Biol Reprod. 2026 Jun 16:ioag128. doi: 10.1093/biolre/ioag128. Online ahead of print.
ABSTRACT
Prenatal e-cigarette (e-cig) exposure has been associated with adverse cardiovascular outcomes in offspring, yet the underlying molecular mechanisms remain poorly understood. Using a rat model of gestational e-cig aerosol exposure combined with quantitative LC-MS/MS proteomics and integrated KEGG, Gene Ontology (GO), protein-protein interaction (PPI), and EggNOG analyses, we identified profound and sexually dimorphic alterations in the neonatal cardiac proteome. There was extensive mitochondrial and metabolic dysregulation in the developing heart following prenatal e-cig exposure. In male offspring, enriched pathways included oxidative phosphorylation, tricarboxylic acid (TCA) cycle activity, and respiratory chain assembly, indicating disruption of mitochondrial energy metabolism. In contrast, female offspring exhibited prominent dysregulation of mitochondrial chaperones (Hspa9, Hspa4) and ribosomal proteins (Rps11, Rpl11, Rps3), suggesting impaired proteostasis and translational capacity. PPI and KEGG analyses further revealed sex-dependent perturbations of signaling and structural protein networks critical for cardiac contractility, cardiomyopathy progression, and myocardial stress resilience. Males primarily showed alterations in sarcomeric, structural, and metabolic proteins, whereas females exhibited widespread disruption of GPCR/cAMP/PKA-mediated regulatory pathways.
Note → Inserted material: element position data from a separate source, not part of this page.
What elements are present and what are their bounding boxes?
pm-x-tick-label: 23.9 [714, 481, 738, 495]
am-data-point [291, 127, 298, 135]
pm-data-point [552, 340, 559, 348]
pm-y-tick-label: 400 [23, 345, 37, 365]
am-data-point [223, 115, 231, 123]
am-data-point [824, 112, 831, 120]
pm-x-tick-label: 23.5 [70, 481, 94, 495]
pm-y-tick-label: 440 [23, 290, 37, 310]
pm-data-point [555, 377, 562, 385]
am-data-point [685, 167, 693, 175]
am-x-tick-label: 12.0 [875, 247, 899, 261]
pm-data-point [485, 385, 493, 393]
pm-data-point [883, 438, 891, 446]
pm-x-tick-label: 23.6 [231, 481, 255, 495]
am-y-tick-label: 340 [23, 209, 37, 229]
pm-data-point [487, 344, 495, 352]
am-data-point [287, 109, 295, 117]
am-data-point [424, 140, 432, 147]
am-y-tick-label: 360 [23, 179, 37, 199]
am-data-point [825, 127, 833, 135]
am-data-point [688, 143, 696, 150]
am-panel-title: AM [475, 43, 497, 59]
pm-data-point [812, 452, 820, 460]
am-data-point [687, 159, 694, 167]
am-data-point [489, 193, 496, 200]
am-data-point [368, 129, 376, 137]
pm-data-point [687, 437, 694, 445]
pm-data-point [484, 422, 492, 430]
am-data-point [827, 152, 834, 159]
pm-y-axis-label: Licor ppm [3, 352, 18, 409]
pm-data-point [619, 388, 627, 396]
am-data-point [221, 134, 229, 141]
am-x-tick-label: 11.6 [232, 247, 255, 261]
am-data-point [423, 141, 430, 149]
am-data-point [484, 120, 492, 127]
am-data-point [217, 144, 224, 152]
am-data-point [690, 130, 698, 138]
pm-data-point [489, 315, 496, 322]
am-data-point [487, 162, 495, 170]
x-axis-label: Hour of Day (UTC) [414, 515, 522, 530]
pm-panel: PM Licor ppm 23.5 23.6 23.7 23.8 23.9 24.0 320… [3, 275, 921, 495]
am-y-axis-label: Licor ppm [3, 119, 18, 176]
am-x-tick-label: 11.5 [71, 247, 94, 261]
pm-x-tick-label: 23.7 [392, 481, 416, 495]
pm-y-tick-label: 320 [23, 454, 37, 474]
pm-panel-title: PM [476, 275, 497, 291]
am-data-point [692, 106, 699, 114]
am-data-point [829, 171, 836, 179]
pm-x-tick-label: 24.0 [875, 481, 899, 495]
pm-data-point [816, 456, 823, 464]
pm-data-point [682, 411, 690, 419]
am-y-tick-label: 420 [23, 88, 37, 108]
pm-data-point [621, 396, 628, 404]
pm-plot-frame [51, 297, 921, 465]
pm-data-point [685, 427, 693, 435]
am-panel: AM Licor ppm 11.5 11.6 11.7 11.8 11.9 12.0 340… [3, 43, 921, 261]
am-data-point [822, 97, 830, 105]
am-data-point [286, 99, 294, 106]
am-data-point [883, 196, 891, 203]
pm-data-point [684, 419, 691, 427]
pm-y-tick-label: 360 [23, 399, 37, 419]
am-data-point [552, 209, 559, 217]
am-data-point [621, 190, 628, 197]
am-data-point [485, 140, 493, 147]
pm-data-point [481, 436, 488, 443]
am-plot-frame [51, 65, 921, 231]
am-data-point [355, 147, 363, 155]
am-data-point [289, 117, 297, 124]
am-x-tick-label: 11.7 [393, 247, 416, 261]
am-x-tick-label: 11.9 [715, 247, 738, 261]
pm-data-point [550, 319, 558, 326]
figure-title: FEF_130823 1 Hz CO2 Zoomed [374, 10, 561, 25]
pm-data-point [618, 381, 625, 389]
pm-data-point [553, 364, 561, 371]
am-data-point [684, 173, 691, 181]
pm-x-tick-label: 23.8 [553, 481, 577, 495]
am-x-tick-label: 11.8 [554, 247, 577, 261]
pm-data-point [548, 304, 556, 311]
These early-life proteomic alterations translated into functional deficits in adulthood, with males displaying impaired baseline cardiac function and exacerbated ischemia/reperfusion (I/R) injury, while females showed preserved baseline function but heightened susceptibility to I/R stress. Collectively, these findings demonstrate that prenatal e-cig exposure programs long-lasting, sex-specific cardiac vulnerability through early-life proteomic reorganization, providing mechanistic insight into developmental cardiotoxicity and informing risk assessment during pregnancy.